To test linear dependence of $\vec a=(a_1,a_2)$ and $\vec b=(b_1,b_2)$, set the determinant to zero:

$$D = \begin{vmatrix} a_1 & b_1\\ a_2 & b_2 \end{vmatrix} = a_1b_2 - a_2b_1 = 0.$$

1. Option A: $D = f(x)\cdot3 - 2\cdot x^2 = 3f(x) - 2x^2$. Since $f(x)\in(0,1)$, $3f(x)\in(0,3)$ and $2x^2\in(0,2)$, so $D>0$. Never zero.

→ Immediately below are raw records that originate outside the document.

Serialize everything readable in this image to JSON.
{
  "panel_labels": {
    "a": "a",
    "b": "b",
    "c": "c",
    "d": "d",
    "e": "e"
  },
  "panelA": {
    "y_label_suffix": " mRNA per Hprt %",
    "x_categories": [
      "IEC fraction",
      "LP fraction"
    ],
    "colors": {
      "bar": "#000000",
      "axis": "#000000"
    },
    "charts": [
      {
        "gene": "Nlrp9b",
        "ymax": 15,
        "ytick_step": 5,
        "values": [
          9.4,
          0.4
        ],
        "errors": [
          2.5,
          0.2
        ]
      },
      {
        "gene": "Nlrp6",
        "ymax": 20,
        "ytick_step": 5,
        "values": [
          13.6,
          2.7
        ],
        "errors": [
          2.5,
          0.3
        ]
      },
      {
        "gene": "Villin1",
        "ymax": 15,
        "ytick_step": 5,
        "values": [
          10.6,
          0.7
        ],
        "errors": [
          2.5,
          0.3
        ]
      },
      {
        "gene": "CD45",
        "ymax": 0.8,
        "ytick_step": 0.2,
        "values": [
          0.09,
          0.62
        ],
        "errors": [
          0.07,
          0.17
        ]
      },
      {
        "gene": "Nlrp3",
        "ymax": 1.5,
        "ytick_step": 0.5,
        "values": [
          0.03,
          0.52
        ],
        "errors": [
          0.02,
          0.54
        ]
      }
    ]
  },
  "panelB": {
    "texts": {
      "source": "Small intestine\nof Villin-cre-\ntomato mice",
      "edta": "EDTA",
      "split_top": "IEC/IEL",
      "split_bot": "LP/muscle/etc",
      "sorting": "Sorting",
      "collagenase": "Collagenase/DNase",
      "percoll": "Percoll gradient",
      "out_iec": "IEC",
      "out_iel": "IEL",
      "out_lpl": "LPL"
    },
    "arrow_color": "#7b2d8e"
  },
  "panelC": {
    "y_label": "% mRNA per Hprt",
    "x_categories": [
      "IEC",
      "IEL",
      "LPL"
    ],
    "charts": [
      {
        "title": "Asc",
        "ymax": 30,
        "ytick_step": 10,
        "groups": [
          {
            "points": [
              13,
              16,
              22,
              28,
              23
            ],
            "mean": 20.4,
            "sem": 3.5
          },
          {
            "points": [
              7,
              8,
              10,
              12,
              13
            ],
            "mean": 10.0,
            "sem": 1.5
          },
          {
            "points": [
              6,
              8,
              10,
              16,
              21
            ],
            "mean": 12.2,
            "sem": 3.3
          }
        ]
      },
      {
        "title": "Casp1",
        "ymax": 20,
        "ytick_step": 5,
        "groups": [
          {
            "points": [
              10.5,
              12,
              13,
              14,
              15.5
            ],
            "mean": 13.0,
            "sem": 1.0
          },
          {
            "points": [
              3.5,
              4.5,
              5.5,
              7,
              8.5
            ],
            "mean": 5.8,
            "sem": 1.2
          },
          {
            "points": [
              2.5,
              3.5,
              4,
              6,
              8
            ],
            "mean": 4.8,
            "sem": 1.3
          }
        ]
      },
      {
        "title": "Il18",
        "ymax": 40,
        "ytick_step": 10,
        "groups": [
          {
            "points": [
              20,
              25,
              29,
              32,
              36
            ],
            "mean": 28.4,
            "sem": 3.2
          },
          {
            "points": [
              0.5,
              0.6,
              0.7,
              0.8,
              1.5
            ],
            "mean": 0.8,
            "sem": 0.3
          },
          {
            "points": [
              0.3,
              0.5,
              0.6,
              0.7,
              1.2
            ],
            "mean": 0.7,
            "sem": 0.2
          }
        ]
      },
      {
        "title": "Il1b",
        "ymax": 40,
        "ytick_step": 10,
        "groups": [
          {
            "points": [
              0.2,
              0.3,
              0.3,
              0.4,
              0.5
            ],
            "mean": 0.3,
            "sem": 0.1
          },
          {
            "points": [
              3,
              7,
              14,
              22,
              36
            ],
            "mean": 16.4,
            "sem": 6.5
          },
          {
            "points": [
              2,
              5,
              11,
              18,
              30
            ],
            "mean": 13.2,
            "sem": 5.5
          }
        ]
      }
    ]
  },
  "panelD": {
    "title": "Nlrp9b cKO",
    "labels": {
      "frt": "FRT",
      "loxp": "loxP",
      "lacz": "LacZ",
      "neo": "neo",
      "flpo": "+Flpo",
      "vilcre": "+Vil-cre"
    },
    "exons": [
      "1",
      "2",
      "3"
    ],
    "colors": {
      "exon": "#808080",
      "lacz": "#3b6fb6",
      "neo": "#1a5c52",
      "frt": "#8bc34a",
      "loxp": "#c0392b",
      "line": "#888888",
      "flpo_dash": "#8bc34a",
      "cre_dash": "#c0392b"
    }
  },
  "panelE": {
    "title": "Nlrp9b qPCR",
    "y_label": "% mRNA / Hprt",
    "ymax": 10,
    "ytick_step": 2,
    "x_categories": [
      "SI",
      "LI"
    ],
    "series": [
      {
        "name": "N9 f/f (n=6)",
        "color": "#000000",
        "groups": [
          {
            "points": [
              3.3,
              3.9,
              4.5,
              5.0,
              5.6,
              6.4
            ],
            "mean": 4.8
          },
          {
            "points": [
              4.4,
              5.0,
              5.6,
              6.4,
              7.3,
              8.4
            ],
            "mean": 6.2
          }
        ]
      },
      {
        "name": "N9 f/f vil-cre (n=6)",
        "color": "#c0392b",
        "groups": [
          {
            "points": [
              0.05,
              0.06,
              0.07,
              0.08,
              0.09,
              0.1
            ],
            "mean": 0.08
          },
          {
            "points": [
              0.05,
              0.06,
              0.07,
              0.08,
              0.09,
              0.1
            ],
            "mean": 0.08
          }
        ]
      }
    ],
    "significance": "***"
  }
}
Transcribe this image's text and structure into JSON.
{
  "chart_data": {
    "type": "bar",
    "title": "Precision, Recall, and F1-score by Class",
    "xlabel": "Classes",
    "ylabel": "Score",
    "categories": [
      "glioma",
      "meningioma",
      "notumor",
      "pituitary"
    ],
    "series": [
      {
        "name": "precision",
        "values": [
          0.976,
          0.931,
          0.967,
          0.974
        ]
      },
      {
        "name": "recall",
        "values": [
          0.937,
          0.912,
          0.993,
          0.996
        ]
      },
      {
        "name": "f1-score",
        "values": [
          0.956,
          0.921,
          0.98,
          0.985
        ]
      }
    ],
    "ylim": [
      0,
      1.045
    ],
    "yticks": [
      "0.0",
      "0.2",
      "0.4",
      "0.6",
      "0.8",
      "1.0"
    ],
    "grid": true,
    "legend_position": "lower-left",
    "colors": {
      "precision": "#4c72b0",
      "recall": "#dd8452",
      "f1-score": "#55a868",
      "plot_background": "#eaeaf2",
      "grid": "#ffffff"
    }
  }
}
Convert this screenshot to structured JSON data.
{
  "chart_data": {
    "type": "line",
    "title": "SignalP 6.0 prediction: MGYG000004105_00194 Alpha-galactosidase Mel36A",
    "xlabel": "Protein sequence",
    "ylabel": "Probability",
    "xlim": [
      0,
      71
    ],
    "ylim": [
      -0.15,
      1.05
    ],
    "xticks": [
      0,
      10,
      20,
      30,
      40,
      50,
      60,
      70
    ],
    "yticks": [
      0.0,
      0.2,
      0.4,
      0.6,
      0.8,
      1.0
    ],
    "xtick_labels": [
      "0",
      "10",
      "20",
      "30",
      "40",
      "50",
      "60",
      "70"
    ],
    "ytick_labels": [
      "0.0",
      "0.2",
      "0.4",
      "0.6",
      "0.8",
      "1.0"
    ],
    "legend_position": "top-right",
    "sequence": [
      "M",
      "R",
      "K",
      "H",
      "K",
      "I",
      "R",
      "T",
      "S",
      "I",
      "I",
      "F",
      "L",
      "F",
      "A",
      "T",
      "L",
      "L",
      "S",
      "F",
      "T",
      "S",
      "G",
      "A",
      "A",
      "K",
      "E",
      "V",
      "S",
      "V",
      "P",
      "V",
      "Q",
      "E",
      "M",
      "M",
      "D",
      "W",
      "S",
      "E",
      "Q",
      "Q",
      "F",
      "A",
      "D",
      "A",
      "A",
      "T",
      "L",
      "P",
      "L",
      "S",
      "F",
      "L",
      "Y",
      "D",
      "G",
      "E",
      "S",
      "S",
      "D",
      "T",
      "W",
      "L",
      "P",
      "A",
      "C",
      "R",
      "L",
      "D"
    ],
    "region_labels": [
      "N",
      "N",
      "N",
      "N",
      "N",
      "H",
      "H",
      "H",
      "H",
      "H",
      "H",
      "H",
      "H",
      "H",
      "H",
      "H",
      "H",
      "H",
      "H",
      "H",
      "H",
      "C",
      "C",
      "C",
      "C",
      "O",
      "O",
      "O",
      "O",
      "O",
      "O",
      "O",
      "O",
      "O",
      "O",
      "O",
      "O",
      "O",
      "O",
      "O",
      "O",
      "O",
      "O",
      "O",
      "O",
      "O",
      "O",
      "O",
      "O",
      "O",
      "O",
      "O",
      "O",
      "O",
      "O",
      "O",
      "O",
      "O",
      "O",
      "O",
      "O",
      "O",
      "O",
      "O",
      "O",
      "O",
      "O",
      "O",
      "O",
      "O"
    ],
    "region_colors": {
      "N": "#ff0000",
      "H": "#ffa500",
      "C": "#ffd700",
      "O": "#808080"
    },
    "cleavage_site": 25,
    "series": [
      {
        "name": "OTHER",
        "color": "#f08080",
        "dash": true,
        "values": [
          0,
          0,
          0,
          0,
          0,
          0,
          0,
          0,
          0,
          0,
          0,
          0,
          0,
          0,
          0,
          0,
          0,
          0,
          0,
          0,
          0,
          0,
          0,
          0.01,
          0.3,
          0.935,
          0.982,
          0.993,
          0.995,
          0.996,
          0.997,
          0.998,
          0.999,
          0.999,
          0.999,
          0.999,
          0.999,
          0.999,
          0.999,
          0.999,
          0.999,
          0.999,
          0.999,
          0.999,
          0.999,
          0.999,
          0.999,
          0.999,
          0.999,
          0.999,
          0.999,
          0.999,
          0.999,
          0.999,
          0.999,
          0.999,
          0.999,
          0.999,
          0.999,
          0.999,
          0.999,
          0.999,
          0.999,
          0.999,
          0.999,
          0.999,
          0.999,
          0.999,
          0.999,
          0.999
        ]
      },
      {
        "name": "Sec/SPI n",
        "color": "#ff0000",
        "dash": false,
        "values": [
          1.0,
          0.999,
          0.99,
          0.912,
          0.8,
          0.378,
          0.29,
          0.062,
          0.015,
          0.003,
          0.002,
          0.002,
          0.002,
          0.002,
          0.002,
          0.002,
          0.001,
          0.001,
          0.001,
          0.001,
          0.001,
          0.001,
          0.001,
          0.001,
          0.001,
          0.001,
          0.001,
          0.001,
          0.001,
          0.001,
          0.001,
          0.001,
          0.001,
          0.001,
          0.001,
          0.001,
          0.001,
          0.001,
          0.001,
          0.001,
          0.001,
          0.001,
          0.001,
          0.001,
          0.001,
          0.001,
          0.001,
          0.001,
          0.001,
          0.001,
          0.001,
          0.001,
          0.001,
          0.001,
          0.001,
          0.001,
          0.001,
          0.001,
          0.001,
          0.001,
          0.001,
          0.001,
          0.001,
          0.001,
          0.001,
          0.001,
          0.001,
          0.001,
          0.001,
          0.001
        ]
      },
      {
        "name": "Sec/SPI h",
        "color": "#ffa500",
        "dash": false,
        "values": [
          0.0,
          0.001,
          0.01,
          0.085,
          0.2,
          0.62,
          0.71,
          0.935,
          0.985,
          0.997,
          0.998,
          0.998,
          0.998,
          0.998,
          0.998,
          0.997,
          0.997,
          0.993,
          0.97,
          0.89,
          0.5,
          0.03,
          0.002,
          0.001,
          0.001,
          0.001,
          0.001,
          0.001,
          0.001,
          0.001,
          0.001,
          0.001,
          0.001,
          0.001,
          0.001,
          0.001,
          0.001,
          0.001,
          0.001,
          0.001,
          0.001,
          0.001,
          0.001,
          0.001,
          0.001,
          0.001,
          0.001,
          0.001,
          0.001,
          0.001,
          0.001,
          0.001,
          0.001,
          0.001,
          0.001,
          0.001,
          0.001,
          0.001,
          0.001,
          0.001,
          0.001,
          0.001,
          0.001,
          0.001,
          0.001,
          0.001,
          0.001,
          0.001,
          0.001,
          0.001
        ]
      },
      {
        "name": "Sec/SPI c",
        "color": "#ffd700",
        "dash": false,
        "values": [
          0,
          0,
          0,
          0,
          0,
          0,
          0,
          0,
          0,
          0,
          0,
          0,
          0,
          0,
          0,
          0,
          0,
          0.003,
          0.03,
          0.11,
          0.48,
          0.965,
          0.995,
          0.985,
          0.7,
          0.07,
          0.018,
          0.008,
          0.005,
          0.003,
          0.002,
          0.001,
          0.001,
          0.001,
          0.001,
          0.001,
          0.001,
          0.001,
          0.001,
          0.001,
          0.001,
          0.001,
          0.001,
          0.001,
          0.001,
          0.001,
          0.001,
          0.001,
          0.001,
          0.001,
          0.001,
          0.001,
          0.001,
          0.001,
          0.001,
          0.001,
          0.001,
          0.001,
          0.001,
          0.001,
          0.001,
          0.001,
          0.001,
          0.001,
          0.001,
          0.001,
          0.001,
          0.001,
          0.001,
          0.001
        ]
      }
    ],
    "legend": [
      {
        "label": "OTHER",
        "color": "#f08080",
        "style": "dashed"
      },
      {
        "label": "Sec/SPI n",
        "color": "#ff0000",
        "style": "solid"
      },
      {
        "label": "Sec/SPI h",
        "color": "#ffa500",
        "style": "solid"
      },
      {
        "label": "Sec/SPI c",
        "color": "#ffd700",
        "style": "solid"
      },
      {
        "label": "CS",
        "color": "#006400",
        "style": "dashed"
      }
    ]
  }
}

2. Option B: $D = f(x)\cdot2 - 3\cdot x^2 = 2f(x) - 3x^2$. At $x\to0$, $D\approx2f(0)>0$. At $x\to1$, $D=2f(1)-3<2-3=-1<0$. By the Intermediate Value Theorem, $D=0$ for some $x\in(0,1)$.
3. Option C: $D = \bigl(\int_{0}^{1-x}f(t)\,dt\bigr)\cdot2 - 3\cdot x = 2\!\int_{0}^{1-x}f(t)\,dt - 3x$. At $x=0$, $D = 2\!\int_{0}^{1}f>0$. At $x=1$, $D = -3<0$. Hence zero in $(0,1)$.
4. Option D: $D = \bigl(\int_{0}^{1-x}f(t)\,dt\bigr)\cdot3 - 2\cdot x = 3\!\int_{0}^{1-x}f(t)\,dt - 2x$. At $x=0$, positive; at $x=1$, $-2<0$. Again zero by continuity.
   Therefore, options B, C and D are correct.